I've been neglecting my blog, mostly because I have been doing a whole lot of professional freelance writing on the subject of software dev and test, and really enjoying it a lot.

A few months ago I also submitted a piece to the Mountain Gazette, one of my favorite magazines, available for free around the West. They always publish really good writing.

Mountain Gazette was soliciting pieces on the subject "My Favorite Mountain". To their surprise, they got more than 200 submissions, of which they could only publish 11. I submitted a piece, it was rejected, but I don't mind, I've been reading the issue, and there are some really great essays.

So since it isn't going to appear anywhere else, I figured I would publish it here:


I don't have very far to go to get to my favorite mountain. I go out
my front door and take a right, and I walk about a mile through my
neighborhood of mostly middle-class houses, some Victorian, some like
mine vintage 1930s-40s, a few more modern. I say "hello" to my
neighbors as I work my way a little uphill to the trailhead near the
electrical transformer station.

The way up the west side of the loop trail is kind of a slog, moving
from about 6500 feet of altitude to about 8200 feet through pine
forest and the occasional meadow, but every once in a while a mountain
biker comes barreling down from the top and catches some air on a nice
jump. That's fun to watch. I used to be pretty good on a mountain
bike, but the lure of adrenalin doesn't call so strong now. Now I get
a thrill holding one of the horned toads that seem so common on this
mountain but that I never find anywhere else.

Nearing the top I get peekaboo glimpses of the La Plata range to the
northwest, so I know I'm getting close. The forest opens up, and a
final climb takes me to the overlook where I can see the La Platas to
the northwest, the 14ers of the Weminuche Wilderness off in the
distance to the northeast, and all of the river valley laid out below.
There are always birds moving across the sheer cliff below my feet,
often crows, sometimes buzzards, once or twice eagles. Sometimes a
man-made glider works the thermals over my head.

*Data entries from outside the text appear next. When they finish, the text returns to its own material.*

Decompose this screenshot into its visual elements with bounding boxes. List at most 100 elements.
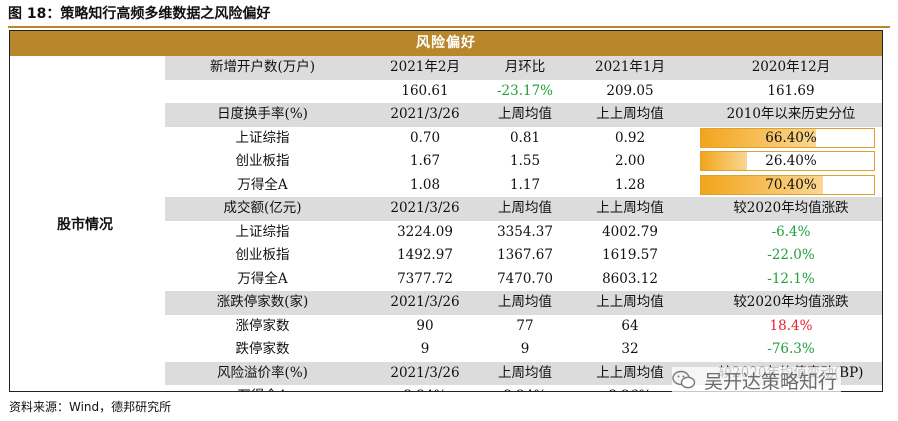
table-cell: 2021/3/26 bbox=[390, 364, 460, 381]
table-grid: 新增开户数(万户) 2021年2月 月环比 2021年1月 2020年12月 160.61… bbox=[165, 56, 882, 391]
percentile-bar bbox=[700, 127, 875, 148]
row-label: 涨跌停家数(家) bbox=[216, 294, 309, 310]
table-cell: 月环比 bbox=[504, 59, 546, 75]
table-cell: 90 bbox=[416, 317, 434, 334]
table-cell: 上周均值 bbox=[498, 364, 552, 381]
table-band-title: 风险偏好 bbox=[10, 31, 882, 56]
table-cell: 8603.12 bbox=[602, 270, 658, 287]
percentile-bar-fill bbox=[701, 128, 816, 147]
table-cell: 2.00 bbox=[614, 153, 646, 169]
table-cell: 2021年2月 bbox=[390, 59, 460, 75]
table-cell: 1.28 bbox=[614, 176, 646, 193]
percentile-value: 66.40% bbox=[765, 129, 817, 146]
table-row: 涨停家数 90 77 64 18.4% bbox=[165, 315, 882, 339]
table-cell: 上上周均值 bbox=[596, 294, 664, 310]
table-cell: 1.55 bbox=[509, 153, 541, 169]
table-cell: 3.26% bbox=[570, 385, 690, 391]
table-cell: 77 bbox=[516, 317, 534, 334]
table-cell: 较2020年均值涨跌 bbox=[733, 294, 849, 310]
table-cell: 7470.70 bbox=[497, 270, 553, 287]
percentile-value: 70.40% bbox=[765, 176, 817, 193]
table-cell: 2021/3/26 bbox=[390, 106, 460, 122]
table-cell: 2021年1月 bbox=[595, 59, 665, 75]
table-cell: -6.4% bbox=[771, 223, 811, 240]
table-cell: 0.92 bbox=[614, 129, 646, 146]
percentile-bar bbox=[700, 151, 875, 171]
table-cell: 9 bbox=[520, 341, 530, 357]
table-cell: 1367.67 bbox=[497, 247, 553, 263]
table-cell: 上上周均值 bbox=[596, 106, 664, 122]
table-header-row: 涨跌停家数(家) 2021/3/26 上周均值 上上周均值 较2020年均值涨跌 bbox=[165, 291, 882, 315]
row-label: 日度换手率(%) bbox=[217, 106, 308, 122]
wechat-icon bbox=[672, 370, 696, 389]
table-cell: 1.08 bbox=[409, 176, 441, 193]
table-cell: 0.70 bbox=[409, 129, 441, 146]
row-label: 风险溢价率(%) bbox=[217, 364, 308, 381]
section-label: 股市情况 bbox=[57, 216, 113, 233]
table-header-row: 成交额(亿元) 2021/3/26 上周均值 上上周均值 较2020年均值涨跌 bbox=[165, 197, 882, 221]
table-cell: 上周均值 bbox=[498, 200, 552, 216]
table-cell: 1.17 bbox=[509, 176, 541, 193]
table-cell: 1492.97 bbox=[397, 247, 453, 263]
table-cell: 161.69 bbox=[767, 82, 815, 99]
table-row: 创业板指 1492.97 1367.67 1619.57 -22.0% bbox=[165, 244, 882, 268]
table-row: 上证综指 3224.09 3354.37 4002.79 -6.4% bbox=[165, 221, 882, 245]
table-cell: -22.0% bbox=[767, 247, 815, 263]
table-cell: 7377.72 bbox=[397, 270, 453, 287]
row-label: 上证综指 bbox=[235, 223, 290, 240]
table-row: 上证综指 0.70 0.81 0.92 66.40% bbox=[165, 127, 882, 151]
table-cell: 32 bbox=[621, 341, 639, 357]
table-cell: 3224.09 bbox=[397, 223, 453, 240]
table-cell: 2021/3/26 bbox=[390, 294, 460, 310]
table-cell: 上上周均值 bbox=[596, 200, 664, 216]
watermark: 吴开达策略知行 bbox=[672, 367, 842, 393]
table-cell: 4002.79 bbox=[602, 223, 658, 240]
table-row: 万得全A 7377.72 7470.70 8603.12 -12.1% bbox=[165, 268, 882, 292]
figure-title: 图 18：策略知行高频多维数据之风险偏好 bbox=[8, 2, 890, 28]
table-cell: 2020年12月 bbox=[751, 59, 831, 75]
row-label: 上证综指 bbox=[235, 129, 290, 146]
table-cell: 0.81 bbox=[509, 129, 541, 146]
table-cell: 3354.37 bbox=[497, 223, 553, 240]
row-label: 创业板指 bbox=[235, 247, 290, 263]
table-cell: 209.05 bbox=[606, 82, 654, 99]
table-row: 万得全A 1.08 1.17 1.28 70.40% bbox=[165, 174, 882, 198]
table-cell: 上上周均值 bbox=[596, 364, 664, 381]
row-label: 新增开户数(万户) bbox=[209, 59, 316, 75]
watermark-text: 吴开达策略知行 bbox=[704, 370, 838, 393]
table-cell: 3.24% bbox=[485, 385, 565, 391]
table-row: 跌停家数 9 9 32 -76.3% bbox=[165, 338, 882, 362]
source-note: 资料来源：Wind，德邦研究所 bbox=[9, 400, 172, 414]
row-label: 成交额(亿元) bbox=[223, 200, 302, 216]
table-cell: 上周均值 bbox=[498, 294, 552, 310]
row-label: 涨停家数 bbox=[235, 317, 290, 334]
table-cell: 18.4% bbox=[769, 317, 813, 334]
table-cell: 160.61 bbox=[401, 82, 449, 99]
percentile-bar-fill bbox=[701, 152, 747, 170]
row-label: 万得全A bbox=[165, 385, 360, 391]
table-cell: 2010年以来历史分位 bbox=[726, 106, 856, 122]
table-row: 万得全A 3.34% 3.24% 3.26% bbox=[165, 385, 882, 391]
table-cell: 64 bbox=[621, 317, 639, 334]
row-label bbox=[165, 80, 360, 104]
percentile-bar bbox=[700, 174, 875, 195]
table-cell: 9 bbox=[420, 341, 430, 357]
table-cell: -12.1% bbox=[767, 270, 815, 287]
table-header-row: 日度换手率(%) 2021/3/26 上周均值 上上周均值 2010年以来历史分位 bbox=[165, 103, 882, 127]
table-cell: 1.67 bbox=[409, 153, 441, 169]
table-row: 160.61 -23.17% 209.05 161.69 bbox=[165, 80, 882, 104]
row-label: 万得全A bbox=[237, 270, 288, 287]
percentile-bar-fill bbox=[701, 175, 823, 194]
table-header-row: 新增开户数(万户) 2021年2月 月环比 2021年1月 2020年12月 bbox=[165, 56, 882, 80]
row-label: 万得全A bbox=[237, 176, 288, 193]
table-cell: 1619.57 bbox=[602, 247, 658, 263]
risk-appetite-table: 风险偏好 股市情况 新增开户数(万户) 2021年2月 月环比 2021年1月 2020… bbox=[9, 30, 883, 392]
table-row: 创业板指 1.67 1.55 2.00 26.40% bbox=[165, 150, 882, 174]
percentile-value: 26.40% bbox=[765, 153, 817, 169]
table-cell: 2021/3/26 bbox=[390, 200, 460, 216]
table-cell: -23.17% bbox=[496, 82, 554, 99]
table-cell: 较2020年均值涨跌 bbox=[733, 200, 849, 216]
row-label: 创业板指 bbox=[235, 153, 290, 169]
table-cell: -76.3% bbox=[767, 341, 815, 357]
row-label: 跌停家数 bbox=[235, 341, 290, 357]
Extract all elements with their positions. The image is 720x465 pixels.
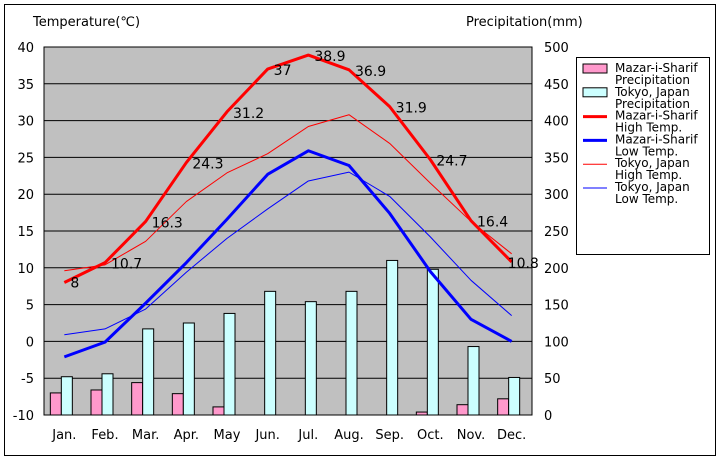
- left-tick-label: 40: [17, 41, 34, 56]
- high-temp-data-label: 8: [70, 276, 79, 292]
- high-temp-data-label: 31.9: [396, 101, 427, 117]
- legend-label: Tokyo, Japan: [614, 156, 690, 170]
- legend-swatch: [582, 87, 608, 98]
- right-tick-label: 250: [544, 225, 569, 240]
- right-tick-label: 500: [544, 41, 569, 56]
- x-tick-label: Jul.: [297, 428, 318, 443]
- right-tick-label: 400: [544, 115, 569, 130]
- precip-bar-tokyo: [101, 373, 114, 416]
- high-temp-data-label: 10.8: [508, 256, 539, 272]
- x-tick-label: Jun.: [254, 428, 279, 443]
- right-tick-label: 450: [544, 78, 569, 93]
- x-tick-label: Jan.: [51, 428, 76, 443]
- legend-label: Tokyo, Japan: [614, 180, 690, 194]
- precip-bar-tokyo: [264, 290, 277, 416]
- legend-label: Precipitation: [615, 97, 690, 111]
- x-tick-label: Sep.: [375, 428, 404, 443]
- right-tick-label: 0: [544, 409, 552, 424]
- right-tick-label: 200: [544, 262, 569, 277]
- precip-bar-tokyo: [182, 322, 195, 416]
- right-axis-title: Precipitation(mm): [466, 15, 583, 30]
- left-tick-label: 15: [17, 225, 34, 240]
- precip-bar-tokyo: [386, 259, 399, 416]
- x-tick-label: May: [214, 428, 241, 443]
- x-tick-label: Oct.: [417, 428, 444, 443]
- right-tick-label: 100: [544, 335, 569, 350]
- x-tick-label: Apr.: [174, 428, 199, 443]
- precip-bar-mazar: [497, 398, 510, 416]
- left-tick-label: 0: [26, 335, 34, 350]
- precip-bar-mazar: [171, 393, 184, 416]
- legend-label: Precipitation: [615, 73, 690, 87]
- legend-label: Tokyo, Japan: [614, 85, 690, 99]
- high-temp-data-label: 24.3: [192, 157, 223, 173]
- legend-label: Mazar-i-Sharif: [615, 132, 698, 146]
- high-temp-data-label: 24.7: [436, 154, 467, 170]
- x-tick-label: Aug.: [334, 428, 364, 443]
- precip-bar-tokyo: [508, 376, 521, 416]
- high-temp-data-label: 37: [274, 63, 292, 79]
- left-tick-label: 5: [26, 299, 34, 314]
- left-axis-title: Temperature(℃): [32, 15, 140, 30]
- precip-bar-tokyo: [345, 290, 358, 416]
- high-temp-data-label: 38.9: [314, 49, 345, 65]
- left-tick-label: 25: [17, 151, 34, 166]
- high-temp-data-label: 36.9: [355, 64, 386, 80]
- precip-bar-tokyo: [223, 312, 236, 416]
- right-tick-label: 350: [544, 151, 569, 166]
- left-tick-label: 30: [17, 115, 34, 130]
- left-tick-label: 20: [17, 188, 34, 203]
- precip-bar-mazar: [90, 389, 103, 416]
- precip-bar-mazar: [456, 404, 469, 416]
- legend-label: Mazar-i-Sharif: [615, 109, 698, 123]
- left-tick-label: 35: [17, 78, 34, 93]
- x-tick-label: Mar.: [132, 428, 159, 443]
- right-tick-label: 150: [544, 299, 569, 314]
- high-temp-data-label: 16.3: [152, 215, 183, 231]
- precip-bar-tokyo: [467, 346, 480, 416]
- precip-bar-tokyo: [60, 376, 73, 416]
- precip-bar-tokyo: [142, 328, 155, 416]
- precip-bar-tokyo: [304, 301, 317, 416]
- high-temp-data-label: 16.4: [477, 215, 508, 231]
- line-series-0: [63, 53, 513, 284]
- legend-label: High Temp.: [615, 168, 682, 182]
- line-series-3: [64, 171, 512, 336]
- legend-swatch: [582, 63, 608, 74]
- legend-label: Low Temp.: [615, 192, 678, 206]
- high-temp-data-label: 10.7: [111, 257, 142, 273]
- line-series-2: [64, 114, 512, 272]
- precip-bar-mazar: [131, 382, 144, 416]
- left-tick-label: -5: [21, 372, 34, 387]
- left-tick-label: -10: [13, 409, 34, 424]
- precip-bar-mazar: [49, 392, 62, 416]
- legend-label: Low Temp.: [615, 144, 678, 158]
- x-tick-label: Dec.: [497, 428, 526, 443]
- x-tick-label: Nov.: [457, 428, 486, 443]
- legend-label: High Temp.: [615, 121, 682, 135]
- precip-bar-mazar: [212, 406, 225, 416]
- high-temp-data-label: 31.2: [233, 106, 264, 122]
- line-series-1: [63, 149, 513, 359]
- right-tick-label: 300: [544, 188, 569, 203]
- precip-bar-tokyo: [426, 268, 439, 416]
- x-tick-label: Feb.: [91, 428, 118, 443]
- left-tick-label: 10: [17, 262, 34, 277]
- legend-label: Mazar-i-Sharif: [615, 61, 698, 75]
- right-tick-label: 50: [544, 372, 561, 387]
- plot-border: [43, 46, 533, 416]
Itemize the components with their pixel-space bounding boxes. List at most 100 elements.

My mountain isn't one of those tall craggy ones like on the Coors beer
label, it's an uplifted slab of shale and sandstone, and coming down
the broken edge of the slab is the best part of the walk. The view
gradually shifts from the north to the east, hiding the tall peaks but
revealing broken sandstone ridges marching off into the distance. The
college sits below one ridge, and my town is laid out along the banks
of the river moving downstream to the south, where the sandstone
canyons start.

When I finish the loop around my mountain, if I don't feel like going
straight home, just a couple blocks out of my way is the tap room for
one of the local breweries, a fine place to finish off a four-hour
walk on a nice afternoon on my favorite mountain.